Postman, a prominent Indian-origin SaaS startup valued at $5.6 billion, recently conducted secondary transactions at a 30-40% discount, according to sources. This steep markdown, compared to the typical 10-15% discount in such deals, reflects a broader trend of declining valuations for SaaS companies based on revenue multiples. Early-stage and angel investors have partially sold their stakes in the Bengaluru- and San Francisco-based firm.
Many SaaS companies were considered overvalued during the peak funding cycle of 2021. Postman, after a significant valuation increase from a $225 million funding round, is now facing adjustments due to more realistic revenue projections. The company has seen smaller secondary deals, and more are expected within the same discount range.
Some existing investors, including Nexus Venture Partners, Bond Capital, and Battery Ventures, have reportedly purchased shares that were put up for sale. The overall slowdown in SaaS investments has been notable, with late-stage firms raising significantly less capital in 2023 compared to 2022. Mid-stage investments have also seen a decline.
Founded a decade ago, Postman provides an application programming interface (API) management platform for enterprises, facilitating interactions between apps. The company’s challenges include delays in monetizing its user base, affecting its annualized recurring revenue (ARR) growth.
Similar trends are observed in other SaaS firms like Icertis and Innovaccer, which are experiencing recalibrated valuations and cautious market investment. Icertis has an ARR of approximately $270 million, while Innovaccer stands at $130 million.

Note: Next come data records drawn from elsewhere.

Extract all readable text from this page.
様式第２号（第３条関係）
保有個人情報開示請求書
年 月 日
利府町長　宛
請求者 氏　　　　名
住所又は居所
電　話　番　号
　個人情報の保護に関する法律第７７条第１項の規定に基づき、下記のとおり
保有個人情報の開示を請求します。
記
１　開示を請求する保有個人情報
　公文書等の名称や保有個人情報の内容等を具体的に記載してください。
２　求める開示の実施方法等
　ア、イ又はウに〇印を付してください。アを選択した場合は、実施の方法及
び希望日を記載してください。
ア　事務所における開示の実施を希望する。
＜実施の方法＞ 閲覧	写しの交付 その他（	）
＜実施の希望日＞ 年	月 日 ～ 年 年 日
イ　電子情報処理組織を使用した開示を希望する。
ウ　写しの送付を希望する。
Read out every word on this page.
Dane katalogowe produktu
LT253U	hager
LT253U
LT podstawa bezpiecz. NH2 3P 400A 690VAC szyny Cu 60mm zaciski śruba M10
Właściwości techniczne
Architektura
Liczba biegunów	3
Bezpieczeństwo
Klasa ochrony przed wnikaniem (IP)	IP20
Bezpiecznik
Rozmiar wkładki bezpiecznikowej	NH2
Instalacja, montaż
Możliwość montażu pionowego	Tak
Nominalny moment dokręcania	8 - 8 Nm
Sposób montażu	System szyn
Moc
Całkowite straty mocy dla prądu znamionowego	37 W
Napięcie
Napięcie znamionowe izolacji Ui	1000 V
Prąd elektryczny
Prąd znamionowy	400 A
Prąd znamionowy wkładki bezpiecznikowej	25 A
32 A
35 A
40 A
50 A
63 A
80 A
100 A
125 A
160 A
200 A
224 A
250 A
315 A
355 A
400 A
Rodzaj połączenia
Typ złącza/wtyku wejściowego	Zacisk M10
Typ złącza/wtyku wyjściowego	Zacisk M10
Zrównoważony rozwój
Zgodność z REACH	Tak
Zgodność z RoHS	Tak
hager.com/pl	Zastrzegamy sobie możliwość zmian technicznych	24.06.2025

Overall, revenue multiples for publicly traded software companies have stabilized at around six times revenue, lower than pre-pandemic levels. Indian enterprise tech companies continue to trade at a premium compared to their US counterparts, though private investors are often cautious about matching these valuations.
Postman and similar companies face a challenging market environment, with their future growth and valuation contingent on successfully monetizing their platforms and achieving sustainable ARR growth.